It’s time to really focus on this major US drought, which has sent commodity prices for corn and soybeans soaring, leading to a likely jump in global food prices. You know it’s bad when the Financial Times gets on the case.

The world is facing a new food crisis as the worst US drought in more than 50 years pushes the agricultural commodity prices to record highs.

Corn and soyabean prices surged to record highs on Thursday, surpassing the peaks of the 2007-08 crisis that sparked food riots in more than 30 countries. Wheat prices are not yet at record levels but have rallied more than 50 per cent in five weeks, exceeding prices reached in the wake of Russia’s 2010 export ban.

The drought in the US, which supplies nearly half the world’s exports of corn and much of its soyabeans and wheat, will reverberate well beyond its borders, affecting consumers from Egypt to China.

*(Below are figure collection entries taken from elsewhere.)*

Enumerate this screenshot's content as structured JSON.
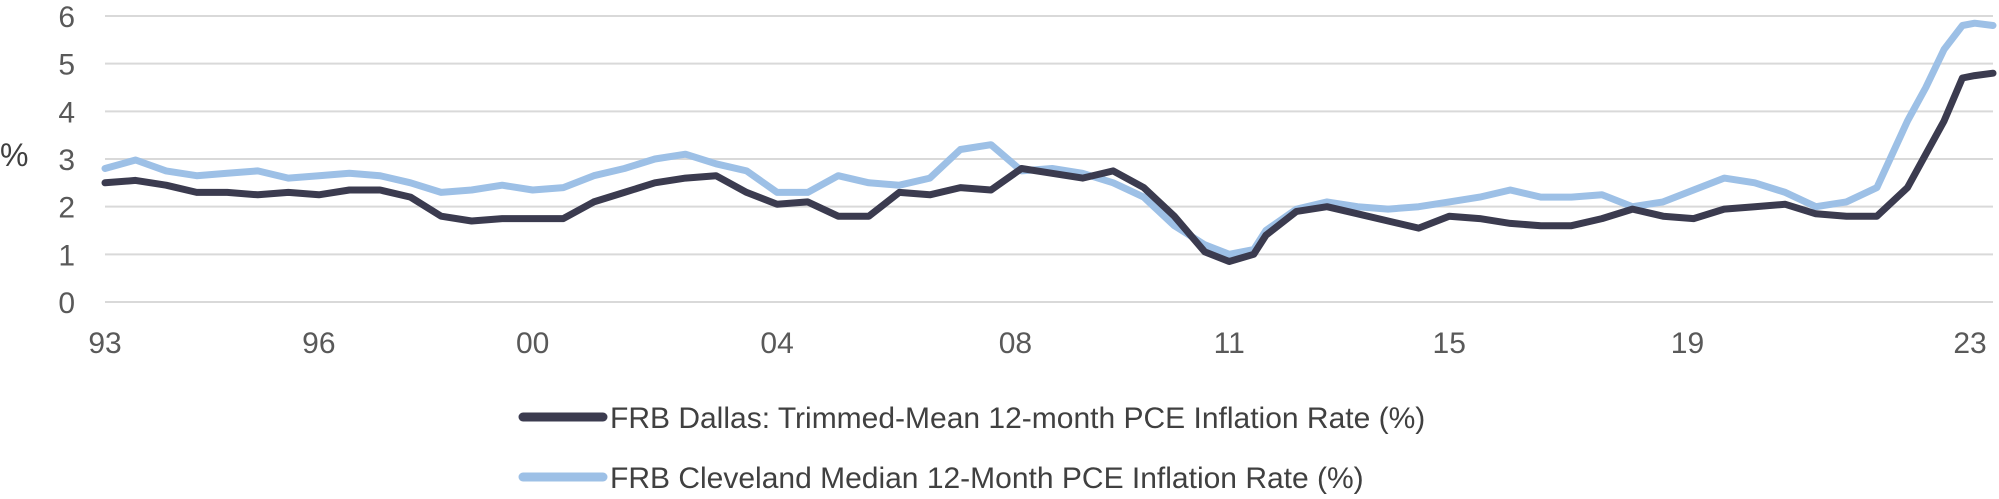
{
  "chart_data": {
    "type": "line",
    "title": "",
    "xlabel": "",
    "ylabel": "%",
    "ylim": [
      0,
      6
    ],
    "xlim": [
      1993,
      2023.9
    ],
    "y_ticks": [
      "0",
      "1",
      "2",
      "3",
      "4",
      "5",
      "6"
    ],
    "x_ticks": [
      {
        "label": "93",
        "value": 1993
      },
      {
        "label": "96",
        "value": 1996.5
      },
      {
        "label": "00",
        "value": 2000
      },
      {
        "label": "04",
        "value": 2004
      },
      {
        "label": "08",
        "value": 2007.9
      },
      {
        "label": "11",
        "value": 2011.4
      },
      {
        "label": "15",
        "value": 2015
      },
      {
        "label": "19",
        "value": 2018.9
      },
      {
        "label": "23",
        "value": 2023.9
      }
    ],
    "grid": true,
    "legend_position": "bottom",
    "series": [
      {
        "name": "FRB Dallas: Trimmed-Mean 12-month PCE Inflation Rate (%)",
        "color": "#3b3b4f",
        "points": [
          [
            1993.0,
            2.5
          ],
          [
            1993.5,
            2.55
          ],
          [
            1994.0,
            2.45
          ],
          [
            1994.5,
            2.3
          ],
          [
            1995.0,
            2.3
          ],
          [
            1995.5,
            2.25
          ],
          [
            1996.0,
            2.3
          ],
          [
            1996.5,
            2.25
          ],
          [
            1997.0,
            2.35
          ],
          [
            1997.5,
            2.35
          ],
          [
            1998.0,
            2.2
          ],
          [
            1998.5,
            1.8
          ],
          [
            1999.0,
            1.7
          ],
          [
            1999.5,
            1.75
          ],
          [
            2000.0,
            1.75
          ],
          [
            2000.5,
            1.75
          ],
          [
            2001.0,
            2.1
          ],
          [
            2001.5,
            2.3
          ],
          [
            2002.0,
            2.5
          ],
          [
            2002.5,
            2.6
          ],
          [
            2003.0,
            2.65
          ],
          [
            2003.5,
            2.3
          ],
          [
            2004.0,
            2.05
          ],
          [
            2004.5,
            2.1
          ],
          [
            2005.0,
            1.8
          ],
          [
            2005.5,
            1.8
          ],
          [
            2006.0,
            2.3
          ],
          [
            2006.5,
            2.25
          ],
          [
            2007.0,
            2.4
          ],
          [
            2007.5,
            2.35
          ],
          [
            2008.0,
            2.8
          ],
          [
            2008.5,
            2.7
          ],
          [
            2009.0,
            2.6
          ],
          [
            2009.5,
            2.75
          ],
          [
            2010.0,
            2.4
          ],
          [
            2010.5,
            1.8
          ],
          [
            2011.0,
            1.05
          ],
          [
            2011.4,
            0.85
          ],
          [
            2011.8,
            1.0
          ],
          [
            2012.0,
            1.4
          ],
          [
            2012.5,
            1.9
          ],
          [
            2013.0,
            2.0
          ],
          [
            2013.5,
            1.85
          ],
          [
            2014.0,
            1.7
          ],
          [
            2014.5,
            1.55
          ],
          [
            2015.0,
            1.8
          ],
          [
            2015.5,
            1.75
          ],
          [
            2016.0,
            1.65
          ],
          [
            2016.5,
            1.6
          ],
          [
            2017.0,
            1.6
          ],
          [
            2017.5,
            1.75
          ],
          [
            2018.0,
            1.95
          ],
          [
            2018.5,
            1.8
          ],
          [
            2019.0,
            1.75
          ],
          [
            2019.5,
            1.95
          ],
          [
            2020.0,
            2.0
          ],
          [
            2020.5,
            2.05
          ],
          [
            2021.0,
            1.85
          ],
          [
            2021.5,
            1.8
          ],
          [
            2022.0,
            1.8
          ],
          [
            2022.5,
            2.4
          ],
          [
            2022.8,
            3.1
          ],
          [
            2023.1,
            3.8
          ],
          [
            2023.4,
            4.7
          ],
          [
            2023.6,
            4.75
          ],
          [
            2023.9,
            4.8
          ]
        ]
      },
      {
        "name": "FRB Cleveland Median 12-Month PCE Inflation Rate (%)",
        "color": "#9dc0e6",
        "points": [
          [
            1993.0,
            2.8
          ],
          [
            1993.5,
            2.98
          ],
          [
            1994.0,
            2.75
          ],
          [
            1994.5,
            2.65
          ],
          [
            1995.0,
            2.7
          ],
          [
            1995.5,
            2.75
          ],
          [
            1996.0,
            2.6
          ],
          [
            1996.5,
            2.65
          ],
          [
            1997.0,
            2.7
          ],
          [
            1997.5,
            2.65
          ],
          [
            1998.0,
            2.5
          ],
          [
            1998.5,
            2.3
          ],
          [
            1999.0,
            2.35
          ],
          [
            1999.5,
            2.45
          ],
          [
            2000.0,
            2.35
          ],
          [
            2000.5,
            2.4
          ],
          [
            2001.0,
            2.65
          ],
          [
            2001.5,
            2.8
          ],
          [
            2002.0,
            3.0
          ],
          [
            2002.5,
            3.1
          ],
          [
            2003.0,
            2.9
          ],
          [
            2003.5,
            2.75
          ],
          [
            2004.0,
            2.3
          ],
          [
            2004.5,
            2.3
          ],
          [
            2005.0,
            2.65
          ],
          [
            2005.5,
            2.5
          ],
          [
            2006.0,
            2.45
          ],
          [
            2006.5,
            2.6
          ],
          [
            2007.0,
            3.2
          ],
          [
            2007.5,
            3.3
          ],
          [
            2008.0,
            2.75
          ],
          [
            2008.5,
            2.8
          ],
          [
            2009.0,
            2.7
          ],
          [
            2009.5,
            2.5
          ],
          [
            2010.0,
            2.2
          ],
          [
            2010.5,
            1.6
          ],
          [
            2011.0,
            1.2
          ],
          [
            2011.4,
            1.0
          ],
          [
            2011.8,
            1.1
          ],
          [
            2012.0,
            1.5
          ],
          [
            2012.5,
            1.95
          ],
          [
            2013.0,
            2.1
          ],
          [
            2013.5,
            2.0
          ],
          [
            2014.0,
            1.95
          ],
          [
            2014.5,
            2.0
          ],
          [
            2015.0,
            2.1
          ],
          [
            2015.5,
            2.2
          ],
          [
            2016.0,
            2.35
          ],
          [
            2016.5,
            2.2
          ],
          [
            2017.0,
            2.2
          ],
          [
            2017.5,
            2.25
          ],
          [
            2018.0,
            2.0
          ],
          [
            2018.5,
            2.1
          ],
          [
            2019.0,
            2.35
          ],
          [
            2019.5,
            2.6
          ],
          [
            2020.0,
            2.5
          ],
          [
            2020.5,
            2.3
          ],
          [
            2021.0,
            2.0
          ],
          [
            2021.5,
            2.1
          ],
          [
            2022.0,
            2.4
          ],
          [
            2022.5,
            3.8
          ],
          [
            2022.8,
            4.5
          ],
          [
            2023.1,
            5.3
          ],
          [
            2023.4,
            5.8
          ],
          [
            2023.6,
            5.85
          ],
          [
            2023.9,
            5.8
          ]
        ]
      }
    ]
  }
}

“I’ve been in the business more than 30 years and this is by far and away the most serious weather issue and supply and demand problem that I have seen by a mile,” said a senior executive at a trading house. “It’s not even comparable to 2007-08.”

(As a side note, really Financial Times? Soyabeans?)

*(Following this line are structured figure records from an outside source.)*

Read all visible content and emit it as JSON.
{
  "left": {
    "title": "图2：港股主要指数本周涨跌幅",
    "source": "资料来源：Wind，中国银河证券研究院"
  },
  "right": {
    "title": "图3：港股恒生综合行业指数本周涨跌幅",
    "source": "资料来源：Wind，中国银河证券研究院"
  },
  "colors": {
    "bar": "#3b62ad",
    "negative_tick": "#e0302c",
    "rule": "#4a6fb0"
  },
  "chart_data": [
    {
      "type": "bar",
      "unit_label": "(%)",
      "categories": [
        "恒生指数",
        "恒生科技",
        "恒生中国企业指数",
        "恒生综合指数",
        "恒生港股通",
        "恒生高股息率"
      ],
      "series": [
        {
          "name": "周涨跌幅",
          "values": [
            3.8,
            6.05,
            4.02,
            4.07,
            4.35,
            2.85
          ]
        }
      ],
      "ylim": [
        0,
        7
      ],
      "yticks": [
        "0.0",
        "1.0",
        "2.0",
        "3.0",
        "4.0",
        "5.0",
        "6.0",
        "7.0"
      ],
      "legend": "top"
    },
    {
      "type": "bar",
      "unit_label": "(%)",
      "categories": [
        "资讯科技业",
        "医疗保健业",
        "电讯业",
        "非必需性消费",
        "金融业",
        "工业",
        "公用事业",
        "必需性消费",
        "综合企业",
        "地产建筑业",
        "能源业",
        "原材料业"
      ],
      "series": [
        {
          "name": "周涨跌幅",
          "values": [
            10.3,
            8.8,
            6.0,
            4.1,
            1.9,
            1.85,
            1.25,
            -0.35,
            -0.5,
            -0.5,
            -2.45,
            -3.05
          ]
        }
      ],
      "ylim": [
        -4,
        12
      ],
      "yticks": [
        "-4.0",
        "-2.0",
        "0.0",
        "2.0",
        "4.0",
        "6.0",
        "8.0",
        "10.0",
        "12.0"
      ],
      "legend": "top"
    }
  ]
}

The 2007-08 crisis was largely the fault of commodity speculation pushing oil and food prices upward. This is a “natural” event (if you ignore the man-made effects of climate change leading to weather events like droughts), perhaps not as bad as the Dust Bowl years of the 1930s, but as bad as any drought since 1956. We haven’t seen the full impact hit the markets yet, but it can’t help but have an impact, given the huge market share of corn and soybean exports from the United States.

Just a word here about the Federal Reserve’s “credibility.” Their resistance to engage in monetary accommodation was tied directly into their credibility on prices, wary of anything that even looks like inflation. The drought shows that this is not completely within their power. They didn’t control the weather, and now we’re sure to see commodity inflation at home and abroad. Surely we would be in a better position to deal with this if we weren’t in this holding pattern on the economy for the last couple years, with the Fed unwilling to take measures to boost growth. Now this drought strikes in the middle of a shaky economy and could send it tipping over the edge. This will directly affect consumer spending on key necessities – if you can find a food product these days that does NOT include corn or soybeans, bravo – and raise costs for restaurants, a key part of the small business sector.

The worst outcome would be for the Fed or other central banks to react to rising corn and soybean prices with monetary tightening designed to get inflation under control. That would harm an already battered economy and basically lead to the worst of all possible worlds, in the name of keeping a lid on inflation.

It would be nice if this tragedy led to a fundamental rethinking about the national security and macroeconomic implications of climate change, but let’s not get crazy here.